Matt's mind raced. He could talk his way out of this. He was good at that. He'd spin some story about finding the purse and presents, about being a Good Samaritan trying to turn them in, and then—

He saw her.

She stood at the end of the block, illuminated by a streetlight. She was human again, small and slender in her threadbare coat, her short red hair sticking up in its chaotic arrangement. But she was holding her shoulder—the shoulder he'd stabbed—and the look on her face was one of absolute, unwavering certainty. Her eyes met his across the distance, and in them, he saw the dragon. He saw the judgment. He saw the promise of what would happen if he lied, if he tried to escape justice.

"I did it," Matt heard himself say. The words came out in a rush, tumbling over each other in his haste to confess. "The purse and the presents, I stole them. I mugged a woman on Maple Street. I stabbed her in the shoulder. And there's other stuff, other crimes. I broke into a car last week on Fifth Avenue, stole a laptop. I sold stolen phones to a guy named Eddie at the pawn shop on Broad Street. I—"
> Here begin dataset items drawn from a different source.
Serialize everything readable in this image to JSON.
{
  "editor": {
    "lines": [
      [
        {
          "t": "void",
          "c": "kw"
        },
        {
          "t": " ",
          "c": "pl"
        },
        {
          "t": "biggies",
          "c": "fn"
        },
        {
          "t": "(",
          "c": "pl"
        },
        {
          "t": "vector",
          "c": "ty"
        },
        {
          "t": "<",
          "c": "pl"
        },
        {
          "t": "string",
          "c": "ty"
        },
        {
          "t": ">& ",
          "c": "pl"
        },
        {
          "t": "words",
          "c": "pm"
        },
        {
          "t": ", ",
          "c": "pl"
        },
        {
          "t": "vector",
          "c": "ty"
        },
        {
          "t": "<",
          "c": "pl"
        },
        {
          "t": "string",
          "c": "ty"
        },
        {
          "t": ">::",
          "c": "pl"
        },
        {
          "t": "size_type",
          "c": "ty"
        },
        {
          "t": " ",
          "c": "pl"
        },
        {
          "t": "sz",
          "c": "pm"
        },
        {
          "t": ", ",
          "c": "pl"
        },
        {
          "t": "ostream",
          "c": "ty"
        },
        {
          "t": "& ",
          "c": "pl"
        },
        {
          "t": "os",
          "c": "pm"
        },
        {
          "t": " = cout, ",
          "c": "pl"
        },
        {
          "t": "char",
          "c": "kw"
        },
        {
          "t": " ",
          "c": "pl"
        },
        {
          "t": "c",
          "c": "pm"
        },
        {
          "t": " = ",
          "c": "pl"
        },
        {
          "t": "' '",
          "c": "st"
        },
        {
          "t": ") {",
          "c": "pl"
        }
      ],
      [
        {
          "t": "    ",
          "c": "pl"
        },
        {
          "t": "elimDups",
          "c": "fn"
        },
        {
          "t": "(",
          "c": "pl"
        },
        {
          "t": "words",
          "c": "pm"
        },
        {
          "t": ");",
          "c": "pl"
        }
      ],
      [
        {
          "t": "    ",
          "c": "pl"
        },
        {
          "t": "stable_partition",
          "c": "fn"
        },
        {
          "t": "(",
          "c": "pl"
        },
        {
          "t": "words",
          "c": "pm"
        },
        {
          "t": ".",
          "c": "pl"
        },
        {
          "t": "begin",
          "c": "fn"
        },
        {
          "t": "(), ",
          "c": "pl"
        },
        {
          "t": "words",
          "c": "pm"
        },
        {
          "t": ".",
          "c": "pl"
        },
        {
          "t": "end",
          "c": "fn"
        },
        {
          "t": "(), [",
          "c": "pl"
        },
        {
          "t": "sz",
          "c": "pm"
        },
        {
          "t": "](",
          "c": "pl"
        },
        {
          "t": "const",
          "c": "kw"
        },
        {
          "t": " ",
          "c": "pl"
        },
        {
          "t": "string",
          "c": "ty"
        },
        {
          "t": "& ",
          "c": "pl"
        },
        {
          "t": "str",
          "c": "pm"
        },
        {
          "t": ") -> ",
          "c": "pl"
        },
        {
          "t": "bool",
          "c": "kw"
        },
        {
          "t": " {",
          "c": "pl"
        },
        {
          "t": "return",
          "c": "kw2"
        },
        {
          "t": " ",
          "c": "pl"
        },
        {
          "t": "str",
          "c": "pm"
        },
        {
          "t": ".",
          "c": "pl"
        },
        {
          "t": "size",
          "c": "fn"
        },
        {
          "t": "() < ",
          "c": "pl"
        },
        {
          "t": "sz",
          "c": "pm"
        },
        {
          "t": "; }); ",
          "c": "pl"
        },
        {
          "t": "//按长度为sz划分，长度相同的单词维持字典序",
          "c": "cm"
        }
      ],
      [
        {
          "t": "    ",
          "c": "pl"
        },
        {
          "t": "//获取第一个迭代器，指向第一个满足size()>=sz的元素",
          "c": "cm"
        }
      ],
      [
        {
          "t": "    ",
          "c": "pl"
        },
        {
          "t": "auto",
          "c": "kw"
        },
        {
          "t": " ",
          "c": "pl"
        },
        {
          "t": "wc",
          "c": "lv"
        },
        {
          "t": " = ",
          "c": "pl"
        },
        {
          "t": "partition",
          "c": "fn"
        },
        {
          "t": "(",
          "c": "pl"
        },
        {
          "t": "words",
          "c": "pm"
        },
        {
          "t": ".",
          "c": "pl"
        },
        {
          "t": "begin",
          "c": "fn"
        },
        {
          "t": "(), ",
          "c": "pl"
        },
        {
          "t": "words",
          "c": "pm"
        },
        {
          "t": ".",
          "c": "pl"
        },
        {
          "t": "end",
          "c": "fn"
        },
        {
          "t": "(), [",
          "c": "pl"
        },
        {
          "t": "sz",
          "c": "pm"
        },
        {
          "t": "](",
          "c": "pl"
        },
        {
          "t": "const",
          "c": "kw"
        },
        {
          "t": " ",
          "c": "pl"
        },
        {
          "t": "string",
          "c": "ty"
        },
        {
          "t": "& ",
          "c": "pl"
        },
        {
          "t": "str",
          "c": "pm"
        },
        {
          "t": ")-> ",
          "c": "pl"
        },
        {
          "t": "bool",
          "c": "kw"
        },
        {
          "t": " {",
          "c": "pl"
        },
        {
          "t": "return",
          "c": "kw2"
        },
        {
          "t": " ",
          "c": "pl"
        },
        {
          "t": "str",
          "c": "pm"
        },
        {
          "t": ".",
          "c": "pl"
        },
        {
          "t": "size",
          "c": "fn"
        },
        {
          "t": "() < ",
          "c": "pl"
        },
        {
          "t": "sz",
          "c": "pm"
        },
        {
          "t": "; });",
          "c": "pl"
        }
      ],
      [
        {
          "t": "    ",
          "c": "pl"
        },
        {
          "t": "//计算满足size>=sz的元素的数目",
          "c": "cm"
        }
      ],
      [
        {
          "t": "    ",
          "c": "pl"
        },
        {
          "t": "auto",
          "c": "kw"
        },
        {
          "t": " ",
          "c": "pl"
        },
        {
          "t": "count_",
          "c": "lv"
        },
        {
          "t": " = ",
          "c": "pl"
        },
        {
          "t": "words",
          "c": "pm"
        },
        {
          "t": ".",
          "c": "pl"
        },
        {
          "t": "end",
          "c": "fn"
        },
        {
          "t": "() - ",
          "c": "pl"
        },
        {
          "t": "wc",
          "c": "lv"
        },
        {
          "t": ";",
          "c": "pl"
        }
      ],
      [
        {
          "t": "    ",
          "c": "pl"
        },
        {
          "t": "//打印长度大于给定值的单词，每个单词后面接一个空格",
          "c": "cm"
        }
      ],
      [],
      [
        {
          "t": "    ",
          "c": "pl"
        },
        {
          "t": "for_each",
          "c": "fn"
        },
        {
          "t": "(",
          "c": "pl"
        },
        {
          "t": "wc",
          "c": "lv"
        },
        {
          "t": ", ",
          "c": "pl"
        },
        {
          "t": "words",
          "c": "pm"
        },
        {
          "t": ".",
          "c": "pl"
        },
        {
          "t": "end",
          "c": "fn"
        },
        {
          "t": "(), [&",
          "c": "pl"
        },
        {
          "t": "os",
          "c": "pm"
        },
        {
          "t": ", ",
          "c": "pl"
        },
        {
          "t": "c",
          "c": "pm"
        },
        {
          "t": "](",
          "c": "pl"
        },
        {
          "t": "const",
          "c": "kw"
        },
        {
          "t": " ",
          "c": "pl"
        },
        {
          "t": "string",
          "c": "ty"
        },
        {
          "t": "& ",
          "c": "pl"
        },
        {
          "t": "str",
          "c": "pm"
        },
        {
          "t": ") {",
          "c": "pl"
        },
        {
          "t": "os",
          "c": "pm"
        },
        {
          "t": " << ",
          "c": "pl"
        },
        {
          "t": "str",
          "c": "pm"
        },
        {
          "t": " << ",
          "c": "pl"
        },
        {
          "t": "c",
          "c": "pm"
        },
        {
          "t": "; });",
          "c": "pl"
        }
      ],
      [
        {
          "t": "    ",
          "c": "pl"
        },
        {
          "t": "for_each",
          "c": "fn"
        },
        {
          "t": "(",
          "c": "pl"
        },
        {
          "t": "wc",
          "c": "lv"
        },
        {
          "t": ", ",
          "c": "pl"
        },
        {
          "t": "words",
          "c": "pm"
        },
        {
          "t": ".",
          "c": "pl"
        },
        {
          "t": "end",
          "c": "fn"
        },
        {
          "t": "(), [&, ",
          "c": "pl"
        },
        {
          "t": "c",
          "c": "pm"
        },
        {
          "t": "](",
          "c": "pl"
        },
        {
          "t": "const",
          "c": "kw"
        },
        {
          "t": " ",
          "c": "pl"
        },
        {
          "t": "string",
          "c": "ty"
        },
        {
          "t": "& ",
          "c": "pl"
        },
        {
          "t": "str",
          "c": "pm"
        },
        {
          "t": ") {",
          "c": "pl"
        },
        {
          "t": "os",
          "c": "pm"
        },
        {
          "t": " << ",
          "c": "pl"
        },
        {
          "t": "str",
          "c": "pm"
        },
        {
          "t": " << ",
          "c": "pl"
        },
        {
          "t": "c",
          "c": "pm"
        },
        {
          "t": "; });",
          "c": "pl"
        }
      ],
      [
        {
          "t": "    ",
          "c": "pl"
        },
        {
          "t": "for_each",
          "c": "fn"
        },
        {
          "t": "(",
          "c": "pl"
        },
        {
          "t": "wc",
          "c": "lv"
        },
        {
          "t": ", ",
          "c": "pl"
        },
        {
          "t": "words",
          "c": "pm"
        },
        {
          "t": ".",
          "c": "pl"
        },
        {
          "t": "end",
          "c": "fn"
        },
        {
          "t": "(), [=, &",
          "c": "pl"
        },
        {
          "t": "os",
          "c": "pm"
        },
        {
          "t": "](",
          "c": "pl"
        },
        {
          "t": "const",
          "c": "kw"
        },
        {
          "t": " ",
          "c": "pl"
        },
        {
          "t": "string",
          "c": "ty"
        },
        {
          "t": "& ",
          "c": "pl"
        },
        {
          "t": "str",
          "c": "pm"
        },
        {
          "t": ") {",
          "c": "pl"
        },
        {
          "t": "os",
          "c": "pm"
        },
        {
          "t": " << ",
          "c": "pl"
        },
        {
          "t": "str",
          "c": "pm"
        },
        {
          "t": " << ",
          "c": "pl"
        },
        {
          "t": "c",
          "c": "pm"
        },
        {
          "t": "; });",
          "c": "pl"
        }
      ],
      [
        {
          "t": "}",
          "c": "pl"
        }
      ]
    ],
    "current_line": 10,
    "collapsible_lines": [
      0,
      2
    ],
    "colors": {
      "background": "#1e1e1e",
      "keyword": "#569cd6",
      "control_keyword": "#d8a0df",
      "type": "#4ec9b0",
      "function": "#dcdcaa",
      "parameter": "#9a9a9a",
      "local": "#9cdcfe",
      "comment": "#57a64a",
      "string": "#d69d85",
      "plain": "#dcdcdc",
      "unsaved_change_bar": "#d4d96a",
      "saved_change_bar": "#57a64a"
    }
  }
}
"Whoa, whoa, slow down," the second officer said, pulling out a notepad. "You're confessing to all this?"

"Yes," Matt said, unable to look away from that girl's steady gaze. "Yes, I'm confessing to everything. I want to confess. I need to confess."

The officers exchanged glances, the kind of look that said they'd seen a lot of strange things in their careers, but this was a new one. People didn't usually show up on the station steps with stolen goods and a burning desire to confess to multiple crimes.
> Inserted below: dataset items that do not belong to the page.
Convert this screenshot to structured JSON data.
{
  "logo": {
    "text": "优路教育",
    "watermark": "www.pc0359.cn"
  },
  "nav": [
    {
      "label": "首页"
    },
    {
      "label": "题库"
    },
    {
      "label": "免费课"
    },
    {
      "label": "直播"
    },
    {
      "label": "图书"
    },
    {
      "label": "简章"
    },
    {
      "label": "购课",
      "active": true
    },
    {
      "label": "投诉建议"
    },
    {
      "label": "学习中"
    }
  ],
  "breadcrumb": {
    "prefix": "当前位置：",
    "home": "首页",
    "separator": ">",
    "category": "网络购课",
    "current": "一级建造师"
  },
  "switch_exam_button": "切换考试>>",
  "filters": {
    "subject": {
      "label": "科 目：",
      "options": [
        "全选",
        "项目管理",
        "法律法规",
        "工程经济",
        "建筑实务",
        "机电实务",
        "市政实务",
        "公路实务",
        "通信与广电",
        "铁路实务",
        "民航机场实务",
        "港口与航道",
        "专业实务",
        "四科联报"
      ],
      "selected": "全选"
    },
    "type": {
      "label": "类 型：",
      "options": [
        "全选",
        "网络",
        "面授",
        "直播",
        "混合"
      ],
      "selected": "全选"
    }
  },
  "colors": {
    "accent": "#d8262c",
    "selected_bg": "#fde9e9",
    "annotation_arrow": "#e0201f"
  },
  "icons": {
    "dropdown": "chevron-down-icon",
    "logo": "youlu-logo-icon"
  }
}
"All right," the first officer said slowly. "Let's get you inside, make sure you know your rights, and take a full statement. This is going to be a long night."

As they led Matt into the station, he looked back one more time. She was still there, still watching. As their eyes met, she nodded once—a small, almost imperceptible gesture—and then she turned and walked away, disappearing into the falling snow.
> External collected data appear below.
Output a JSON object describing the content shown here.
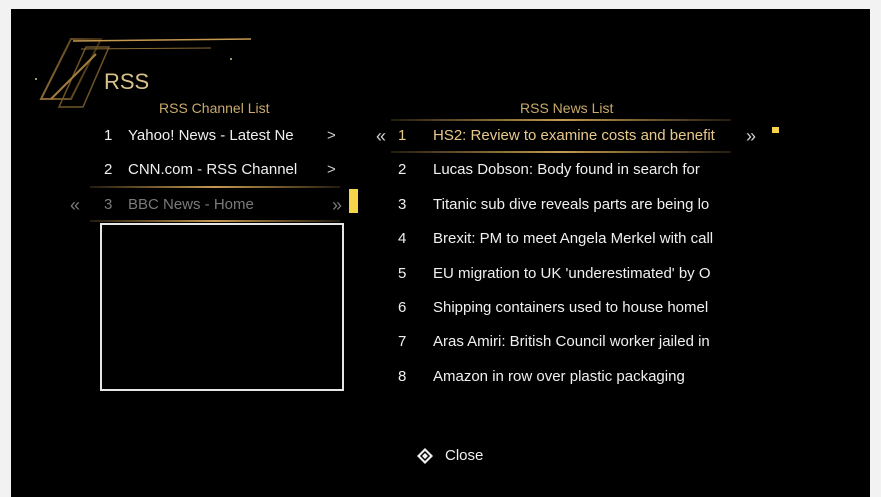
{
  "page": {
    "title": "RSS"
  },
  "channels": {
    "heading": "RSS Channel List",
    "items": [
      {
        "num": "1",
        "label": "Yahoo! News - Latest Ne",
        "arrow": ">"
      },
      {
        "num": "2",
        "label": "CNN.com - RSS Channel",
        "arrow": ">"
      },
      {
        "num": "3",
        "label": "BBC News - Home",
        "arrow": ""
      }
    ],
    "selected_left_arrow": "«",
    "selected_right_arrow": "»"
  },
  "news": {
    "heading": "RSS News List",
    "items": [
      {
        "num": "1",
        "label": "HS2: Review to examine costs and benefit"
      },
      {
        "num": "2",
        "label": "Lucas Dobson: Body found in search for"
      },
      {
        "num": "3",
        "label": "Titanic sub dive reveals parts are being lo"
      },
      {
        "num": "4",
        "label": "Brexit: PM to meet Angela Merkel with call"
      },
      {
        "num": "5",
        "label": "EU migration to UK 'underestimated' by O"
      },
      {
        "num": "6",
        "label": "Shipping containers used to house homel"
      },
      {
        "num": "7",
        "label": "Aras Amiri: British Council worker jailed in"
      },
      {
        "num": "8",
        "label": "Amazon in row over plastic packaging"
      }
    ],
    "selected_left_arrow": "«",
    "selected_right_arrow": "»"
  },
  "footer": {
    "close_label": "Close",
    "icon": "dpad-icon"
  },
  "colors": {
    "accent": "#c59a50",
    "highlight": "#f5d34a",
    "background": "#000000"
  }
}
Inside the station, as Matt sat in an interrogation room and confessed to every crime he could remember, as the officers typed up his statement with expressions of increasing disbelief, as the reality of what he'd done and what would happen to him began to sink in, he found himself thinking about his mother. About the Christmas stories she used to tell him when he was young, about Santa Claus and his list of naughty and nice, about redemption and second chances, about the magic of Christmas.

He'd thought those were just fairy tales, stories for children who still believed in magic.

He'd been wrong.

Outside, the snow fell more heavily now, blanketing the city in white, covering the bloodstain on the sidewalk where Brigid had fallen, transforming the dirty streets into something clean and new. Church bells began to ring in the distance, announcing the arrival of Christmas Day.

--

In a small apartment across town, Brigid sat on her couch, her shoulder bandaged—the wound already healing with a speed that would have astonished any doctor—and looked at the gifts she'd selected from her treasure hoard during a quick visit after dropping the mugger off at the police station: a silver music box that played lullabies and granted peaceful dreams, a kaleidoscope that showed visions of far-off lands, and a set of wooden toys carved by craftsmen centuries dead that never broke and always brought joy to their owners. They were perhaps a bit unconventional as children's presents in this age, but they had the added benefit of being enchanted. Tomorrow, the neighbor children whose mother was deployed with the Navy would come over, and they would have Christmas dinner, and it would be wonderful.


But tonight, on this Christmas Eve, justice had been served. The Spirit of Christmas had spoken, and a man who had chosen cruelty and violence had been given a Christmas miracle.

Just not the kind he'd expected.

Brigid smiled, took a sip of hot chocolate, and began to hum "Silent Night". Outside her window, the snow continued to fall, and the world turned toward Christmas morning.

It was the most wonderful time of the year.